Cruz was trying to isolate space exploration and astrophysics as the only denizens of the hard-sciences landscape, shuffling things like oceanography or atmospheric science to the land of the psychologist. Quite clearly, that’s a ridiculous distinction: NASA’s measurements of ice sheets or ocean temperatures or forest cover fall under fields that are obviously hard sciences. Even the head of the august American Geophysical Union, an association of more than 60,000 Earth and space scientists, took issue with Cruz’s pooh-poohing of NASA’s work. In a letter addressed to the senator, the AGU’s executive director, Christine McEntee, wrote:
Earth sciences are a fundamental part of science. They constitute hard sciences that help us understand the world we live in and provide a basis for knowledge and understanding of natural hazards, weather forecasting, air quality, and water availability, among other concerns.
She pointed out that NASA’s earth science priorities are based on reports known as decadal surveys, produced by the National Academy of Sciences. These offer a thorough examination of where the scientific priorities should lie, based on input from a wide variety of the country’s best scientists. The last such survey, published in 2007, suggested that the “U.S. government, working in concert with the private sector, academe, the public, and its international partners, should renew its investment in Earth-observing systems and restore its leadership in Earth science and applications.” The funding changes that Cruz is so passionately against are a direct result of NASA—horrors!—listening to scientific recommendations.
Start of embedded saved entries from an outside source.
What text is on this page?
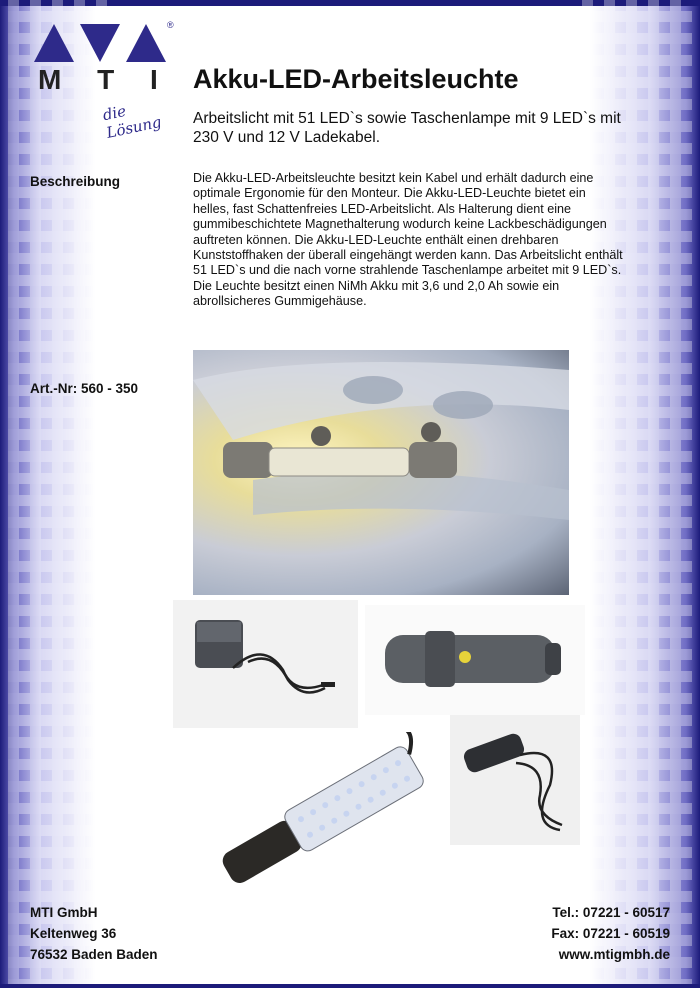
®
M T I
die Lösung
Akku-LED-Arbeitsleuchte
Arbeitslicht mit 51 LED`s sowie Taschenlampe mit 9 LED`s mit 230 V und 12 V Ladekabel.
Beschreibung	Die Akku-LED-Arbeitsleuchte besitzt kein Kabel und erhält dadurch eine optimale Ergonomie für den Monteur. Die Akku-LED-Leuchte bietet ein helles, fast Schattenfreies LED-Arbeitslicht. Als Halterung dient eine gummibeschichtete Magnethalterung wodurch keine Lackbeschädigungen auftreten können. Die Akku-LED-Leuchte enthält einen drehbaren Kunststoffhaken der überall eingehängt werden kann. Das Arbeitslicht enthält 51 LED`s und die nach vorne strahlende Taschenlampe arbeitet mit 9 LED`s. Die Leuchte besitzt einen NiMh Akku mit 3,6 und 2,0 Ah sowie ein abrollsicheres Gummigehäuse.
Art.-Nr: 560 - 350
MTI GmbH
Keltenweg 36
76532 Baden Baden
Tel.: 07221 - 60517
Fax: 07221 - 60519
www.mtigmbh.de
Once again, it is clear that this type of rhetorical device can be particularly devastating, as it serves to mangle the foundational nature of the topic in question. NASA is great, sure, but some of its most important research is just about useless, if you take Cruz at his word. When trying to sort through this sort of talk, one could do worse than to remember Joe Biden’s oft-repeated mantra: “Show me your budget, and I’ll tell you what you value.”